Scaling workers on a single node

  • Docker Compose supports scaling
  • Let's scale worker and see what happens!

.lab[

  • Start one more worker container:

    docker-compose up -d --scale worker=2
  • Look at the performance graph (it should show a x2 improvement)

  • Look at the aggregated logs of our containers (worker_2 should show up)

  • Look at the impact on CPU load with e.g. top (it should be negligible)

]


Adding more workers

  • Great, let's add more workers and call it a day, then!

.lab[

  • Start eight more worker containers:

    docker-compose up -d --scale worker=10
  • Look at the performance graph: does it show a x10 improvement?

  • Look at the aggregated logs of our containers

  • Look at the impact on CPU load and memory usage

]


Identifying bottlenecks

  • You should have seen a 3x speed bump (not 10x)

  • Adding workers didn't result in linear improvement

  • Something else is slowing us down

--

  • ... But what?

--

  • The code doesn't have instrumentation

  • Let's use state-of-the-art HTTP performance analysis!
    (i.e. good old tools like ab, httping...)

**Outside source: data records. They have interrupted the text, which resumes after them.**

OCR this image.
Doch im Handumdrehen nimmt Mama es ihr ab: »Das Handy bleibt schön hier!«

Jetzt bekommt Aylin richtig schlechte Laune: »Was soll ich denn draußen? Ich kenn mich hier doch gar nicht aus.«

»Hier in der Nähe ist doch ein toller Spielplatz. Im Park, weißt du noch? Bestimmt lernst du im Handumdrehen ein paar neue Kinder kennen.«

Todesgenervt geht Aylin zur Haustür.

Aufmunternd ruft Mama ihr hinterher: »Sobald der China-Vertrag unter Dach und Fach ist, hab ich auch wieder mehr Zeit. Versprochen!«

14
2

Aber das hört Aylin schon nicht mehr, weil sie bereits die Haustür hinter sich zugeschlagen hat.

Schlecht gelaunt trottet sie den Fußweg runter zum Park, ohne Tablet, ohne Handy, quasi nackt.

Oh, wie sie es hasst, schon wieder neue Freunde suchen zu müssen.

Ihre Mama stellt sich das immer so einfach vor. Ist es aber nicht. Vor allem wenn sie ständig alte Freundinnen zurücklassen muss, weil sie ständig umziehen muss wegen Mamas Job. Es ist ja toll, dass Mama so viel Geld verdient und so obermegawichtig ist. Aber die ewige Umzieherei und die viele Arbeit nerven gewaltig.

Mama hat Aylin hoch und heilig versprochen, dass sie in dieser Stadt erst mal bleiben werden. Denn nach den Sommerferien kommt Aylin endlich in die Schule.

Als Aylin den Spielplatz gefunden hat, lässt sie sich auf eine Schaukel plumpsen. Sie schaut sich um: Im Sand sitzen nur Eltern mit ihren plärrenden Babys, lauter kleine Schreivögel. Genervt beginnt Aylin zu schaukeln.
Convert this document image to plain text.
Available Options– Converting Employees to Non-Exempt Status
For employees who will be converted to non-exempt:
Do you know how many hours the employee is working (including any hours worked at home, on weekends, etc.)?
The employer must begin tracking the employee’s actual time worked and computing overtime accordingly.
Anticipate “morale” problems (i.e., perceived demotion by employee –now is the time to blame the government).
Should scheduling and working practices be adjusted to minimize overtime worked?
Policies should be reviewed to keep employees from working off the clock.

Accessing internal services

  • rng and hasher are exposed on ports 8001 and 8002

  • This is declared in the Compose file:

      ...
      rng:
        build: rng
        ports:
        - "8001:80"
    
      hasher:
        build: hasher
        ports:
        - "8002:80"
      ...

Measuring latency under load

We will use httping.

.lab[

  • Check the latency of rng:

    httping -c 3 localhost:8001
  • Check the latency of hasher:

    httping -c 3 localhost:8002

]

rng has a much higher latency than hasher.